[gecode-users] Cloning problems

Thu Feb 12 14:20:37 CET 2009

Hi,

[Sorry, this is a looong message...]

we're hunting a serious bug that occurs during space cloning in 2.2.0. 
The bug occurs very rarely, but we have a testcase that triggers this 
behavior.

We have many constraints in the problem instance and the solver should 
post as many propagators as possible. We have a custom branching for 
this, which posts one propagator at a time in commit(), while the 
alternative is not to post the propagator (i.e. a no-op). Because we're 
only looking for the first solution, in the case of a failure we no 
longer need the path back to the root in the recomputation tree, so we 
decided to use our own simple search engine for this. The standard DFS 
search engine exhibits exactly the same behavior (both with 
recomputation on and off), and we don't see any problems with our search 
engine.

Everything seems to work for the vast majority of the test cases, but 
there are a few instances that cause problems (probably) during cloning 
(can be probably also be caused by some earlier bad subscibe or 
unsubscribe). From our point of view, there is nothing wrong or special 
about the instances. The crashes occur at the same location both on 
Linux and Windows, in both release and debug builds. Changing memory 
management (e.g. never deleting Spaces in the search engine) can cause 
the crash to occur at slightly different places (e.g. some propagation 
during status() after clone() finishes).

One particular case we're looking at now crashes at core.icc:2270, where 
f[0] is a bad pointer (0xfeeefeee at Windows). We're not sure how this 
can happen - we know that in this case n==2 at core.icc:2255, so idx[0] 
is bad pointer at core.icc:2252. This is also what Valgrind says on 
Linux (bad read of size 4).

When we were trying to debug the other cases, we found out that the 
subscription list in a variable in the cloned space contained an actor 
link that was probably copied incorrectly as it seemed as a pure 
ActorLink like Space::a_actors, having a totally different address than 
the rest of the actors (probably belonging to the original space 
object). When we tried to find out when this actor link entered the 
list, we ended up in VarImp<VIC>::update again.

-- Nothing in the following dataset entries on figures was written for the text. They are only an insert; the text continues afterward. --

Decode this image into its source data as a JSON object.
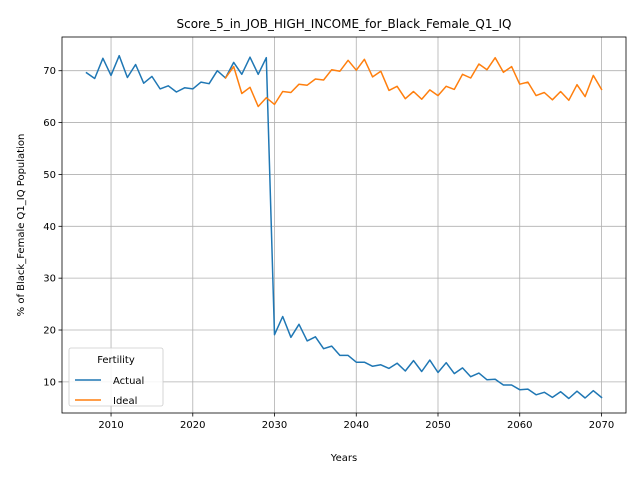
{
  "chart_data": {
    "type": "line",
    "title": "Score_5_in_JOB_HIGH_INCOME_for_Black_Female_Q1_IQ",
    "xlabel": "Years",
    "ylabel": "% of Black_Female Q1_IQ Population",
    "xlim": [
      2004,
      2073
    ],
    "ylim": [
      4,
      76.5
    ],
    "xticks": [
      2010,
      2020,
      2030,
      2040,
      2050,
      2060,
      2070
    ],
    "yticks": [
      10,
      20,
      30,
      40,
      50,
      60,
      70
    ],
    "grid": true,
    "legend": {
      "title": "Fertility",
      "placement": "lower-left"
    },
    "series": [
      {
        "name": "Actual",
        "color": "#1f77b4",
        "x": [
          2007,
          2008,
          2009,
          2010,
          2011,
          2012,
          2013,
          2014,
          2015,
          2016,
          2017,
          2018,
          2019,
          2020,
          2021,
          2022,
          2023,
          2024,
          2025,
          2026,
          2027,
          2028,
          2029,
          2030,
          2031,
          2032,
          2033,
          2034,
          2035,
          2036,
          2037,
          2038,
          2039,
          2040,
          2041,
          2042,
          2043,
          2044,
          2045,
          2046,
          2047,
          2048,
          2049,
          2050,
          2051,
          2052,
          2053,
          2054,
          2055,
          2056,
          2057,
          2058,
          2059,
          2060,
          2061,
          2062,
          2063,
          2064,
          2065,
          2066,
          2067,
          2068,
          2069,
          2070
        ],
        "y": [
          69.6,
          68.5,
          72.4,
          69.1,
          72.9,
          68.7,
          71.2,
          67.6,
          68.9,
          66.5,
          67.1,
          65.9,
          66.7,
          66.5,
          67.8,
          67.5,
          70.0,
          68.6,
          71.6,
          69.3,
          72.6,
          69.3,
          72.5,
          19.1,
          22.6,
          18.6,
          21.1,
          17.9,
          18.7,
          16.4,
          16.9,
          15.1,
          15.1,
          13.8,
          13.8,
          13.0,
          13.3,
          12.6,
          13.6,
          12.1,
          14.1,
          12.0,
          14.2,
          11.8,
          13.7,
          11.6,
          12.7,
          11.0,
          11.7,
          10.4,
          10.5,
          9.4,
          9.4,
          8.5,
          8.6,
          7.5,
          8.0,
          7.0,
          8.1,
          6.8,
          8.2,
          6.9,
          8.3,
          7.0
        ]
      },
      {
        "name": "Ideal",
        "color": "#ff7f0e",
        "x": [
          2024,
          2025,
          2026,
          2027,
          2028,
          2029,
          2030,
          2031,
          2032,
          2033,
          2034,
          2035,
          2036,
          2037,
          2038,
          2039,
          2040,
          2041,
          2042,
          2043,
          2044,
          2045,
          2046,
          2047,
          2048,
          2049,
          2050,
          2051,
          2052,
          2053,
          2054,
          2055,
          2056,
          2057,
          2058,
          2059,
          2060,
          2061,
          2062,
          2063,
          2064,
          2065,
          2066,
          2067,
          2068,
          2069,
          2070
        ],
        "y": [
          68.6,
          70.8,
          65.6,
          66.8,
          63.1,
          64.8,
          63.5,
          66.0,
          65.8,
          67.4,
          67.2,
          68.4,
          68.2,
          70.2,
          69.9,
          72.0,
          70.1,
          72.2,
          68.8,
          69.9,
          66.2,
          67.0,
          64.6,
          66.0,
          64.5,
          66.3,
          65.2,
          67.0,
          66.4,
          69.3,
          68.6,
          71.3,
          70.2,
          72.5,
          69.7,
          70.8,
          67.4,
          67.8,
          65.2,
          65.8,
          64.4,
          66.0,
          64.3,
          67.3,
          65.0,
          69.1,
          66.4
        ]
      }
    ]
  }
}
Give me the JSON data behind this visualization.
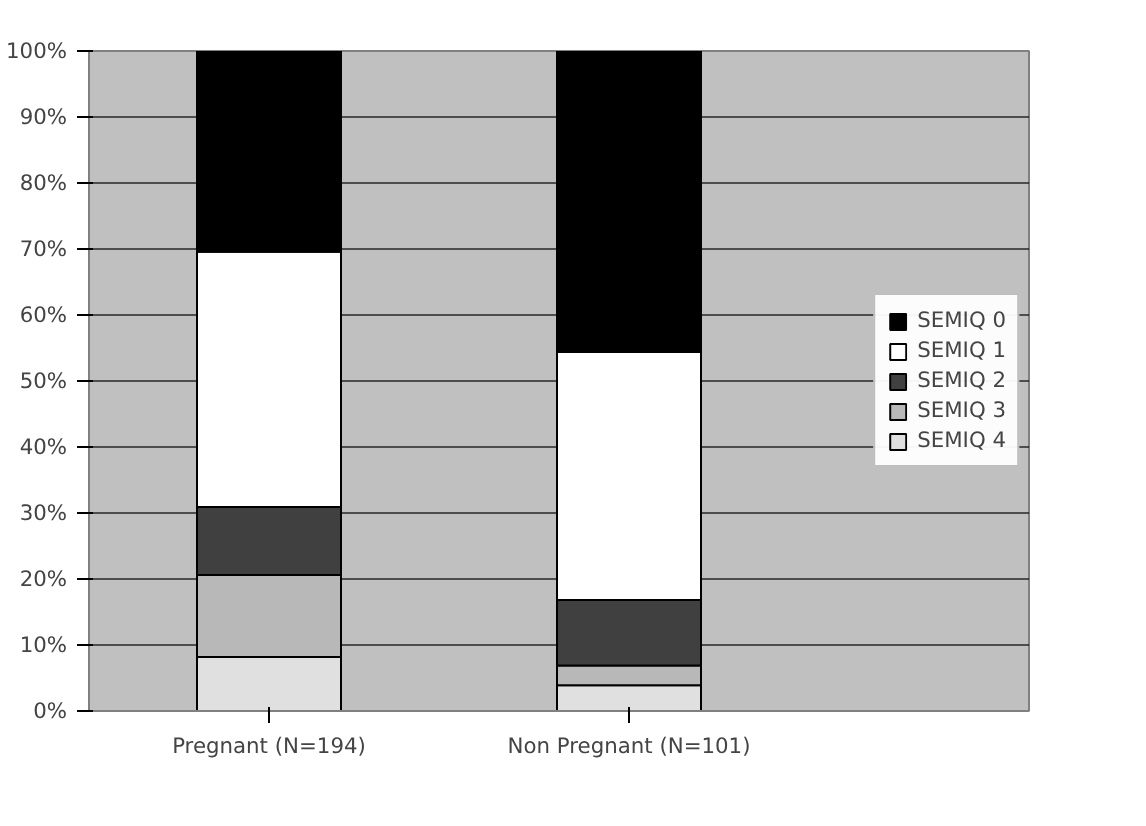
{
  "chart_data": {
    "type": "bar",
    "stacked": true,
    "categories": [
      "Pregnant (N=194)",
      "Non Pregnant (N=101)"
    ],
    "series": [
      {
        "name": "SEMIQ 4",
        "color": "#e0e0e0",
        "values": [
          8.2,
          3.9
        ]
      },
      {
        "name": "SEMIQ 3",
        "color": "#b8b8b8",
        "values": [
          12.4,
          3.0
        ]
      },
      {
        "name": "SEMIQ 2",
        "color": "#404040",
        "values": [
          10.3,
          9.9
        ]
      },
      {
        "name": "SEMIQ 1",
        "color": "#ffffff",
        "values": [
          38.7,
          37.6
        ]
      },
      {
        "name": "SEMIQ 0",
        "color": "#000000",
        "values": [
          30.4,
          45.6
        ]
      }
    ],
    "ylim": [
      0,
      100
    ],
    "yticks": [
      {
        "value": 0,
        "label": "0%"
      },
      {
        "value": 10,
        "label": "10%"
      },
      {
        "value": 20,
        "label": "20%"
      },
      {
        "value": 30,
        "label": "30%"
      },
      {
        "value": 40,
        "label": "40%"
      },
      {
        "value": 50,
        "label": "50%"
      },
      {
        "value": 60,
        "label": "60%"
      },
      {
        "value": 70,
        "label": "70%"
      },
      {
        "value": 80,
        "label": "80%"
      },
      {
        "value": 90,
        "label": "90%"
      },
      {
        "value": 100,
        "label": "100%"
      }
    ],
    "grid": "y",
    "legend": "right"
  }
}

We're (of course:-)) using FloatVars in the model, and we eliminated all 
other kinds of variables and propagators. In our case, pc_max==1 and 
free_bits==0.

We find it difficult to understand what is happening during cloning. We 
would appreciate if someone explaned the basic idea. We only have 
floatvars, propagators and one branching (no advisors or other types of 
actors/branchings/advisors).

We know how VarImp<VIC>::resize works, that's easy. In 
VarImp<VIC>::enter, we can't see why you do "--idx[0];" as the first 
iteration of the for cycle overwrites it (as long as pc>0, of course). 
May be just optimization of course. As for VarImp<VIC>::update, we only 
guess...we suspect that a) the original x->idx[0] is destroyed somewhere 
so it needs to get restored from a memcpy backup at idx[0], b) 
ActorLink::_prev is probably used to map old actors to new ones (thus 
the "->prev()". We did not dig deep enough to be sure though, so we'd 
welcome some guidance here.

Cheers,
Filip